Расшумелись девочки, на всю тайгу храбрость выказывают!
– Так-то так, да ведь уговор нарушу: в гости зазвал, в тайгу завёл, а сам убёг! – Дед провёл ладонью по бритой щеке, поглядел на них. – Тайга, Тихоныч, сам знаешь, хоть и смирная, а с ней ладить надо… – И почти просительно: – Я уж ненадолго, пронесёт беду, я тут же ворочусь. – Ружьё оставлю наилучшее, пороху, пыжи. Нож мой заправский, с ним хоть на кабана-секача. Припасов должно бы хватить, ежели внученьки бурундукам не скормят. Тут этих кузь набежит цельная дивизия!
И он поглядел на сестёр.
Лера, опустив глаза, усиленно фукала на картофелину. Неудобно, порядок нарушила. А Уля, отставив свою кружку, смело встретила взгляд деда Савоси. Она даже подула на волосы, набежавшие на лоб, чтобы лучше видеть деда.
Хитрющий же вы, дедушка: лежите себе в спальном мешке, затылок на чурке, глаза закрытые, храпите так, что ветки качаются, сами не шевелитесь, а всё примечаете! Приметили, как Уля вынесла из сайбы горбушку хлеба и как вернулась и разбудила Леру, приметили, как они вдвоём сидели на досках, уткнувшись взглядом в кучу валежника, а бурундук всё не шёл…
– Я к тому, – повторил дед Савося, – шутковать с тайгой, хотя она и смирная, дело не подходящее. И дальше, чем приказано, ходить не след. И не озоровать тута… Что ж, ежели так решили, ежели идти, так уж дотемна…
– А я заодно, Севастьян Петрович, – как-то неуверенно сказал папа. – Я письмо с вами, если почта работает…
И бегом в сайбу.
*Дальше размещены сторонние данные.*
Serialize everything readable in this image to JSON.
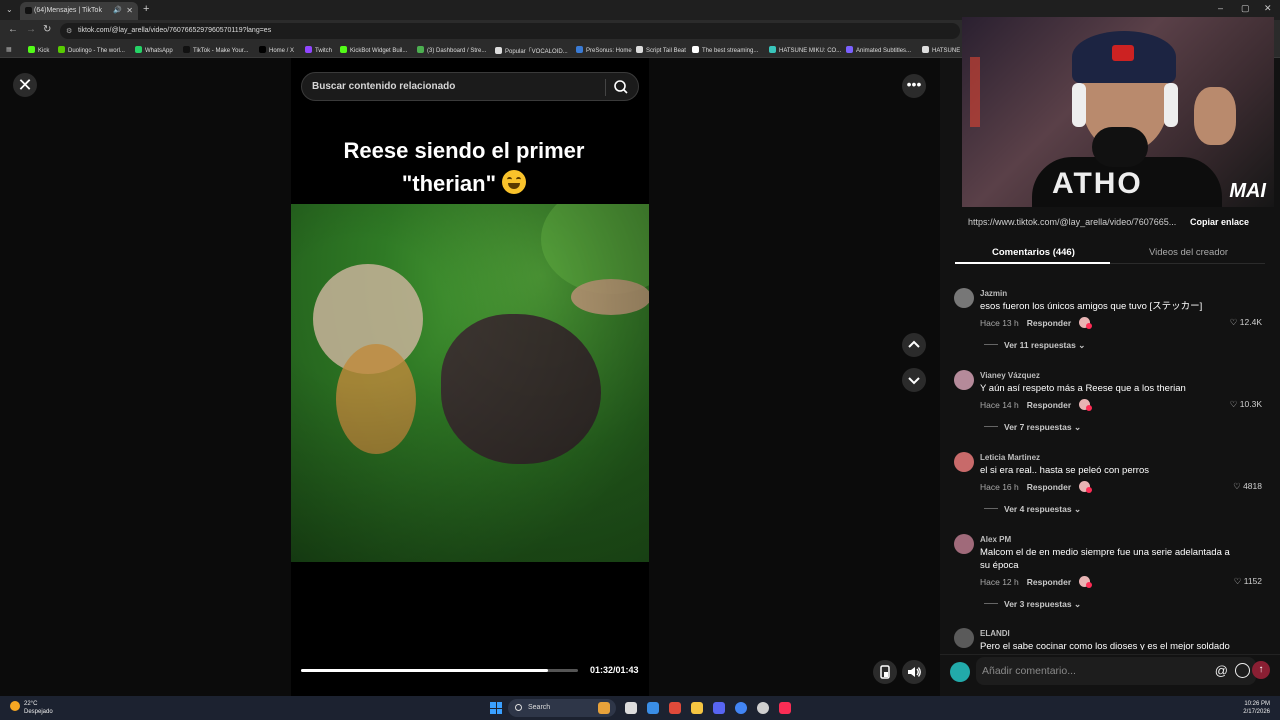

Дед глянул вслед и вздохнул.
Когда короткая распахнутая куртка деда, блестящий ствол его ружья и фуражка без козырька замелькали на кривой тропе, за черёмушником, у младшей запершило в горле. Сколько же забот у дедушки: о бабушке Фёкле заботиться, о детях и внуках в разных городах думай, с ними возись, с гостями, а ещё тайга, все звери, все птицы, все деревья – вот у него сколько забот-хлопот, у деда Савоси с его седой, коротко стриженной головой… Да ещё не на своих ногах ходи!
– Дедушка! – крикнула Уля вниз, неизвестно куда – на шорох и слабое шевеление ветвей вдоль петляющей по угору тропы.
– Ну, чего ещё? – отозвался снизу глуховатый, как далёкое барабанное эхо, голос. – Чего надумали? Пряников вам? Мармеладу? Не забуду!
– Дедушка, ты там… не шуткуй с речкой… Поглядывай… Нам без тебя скучно, слышь, дедушка!
– Не бойсь! – хохотнул дед Савося. – Не дам вам поскучать, ворочусь, музыку и перепляс устроим!
И уже не видно и не слышно деда Савоси. Растворился в тайге, средь листвяг, сосняка, чащобы мелкоберезника и осинника, кедрового стланика и каменных россыпей…
Не сговариваясь, взявшись за руки, сёстры побежали за сайбу, к куче валежника.
– Девчонки! – крикнул вслед папа. – Пробежка, гимнастика, берём полотенца и на ключ – умываться ко сну!
– Сейчас, папа, сейчас… Мы на минуточку!
Они, ступая на цыпочках, почти не дыша, подошли к высокому, толстому пню, стоявшему, как страж, у Кузиного хворостяного домика.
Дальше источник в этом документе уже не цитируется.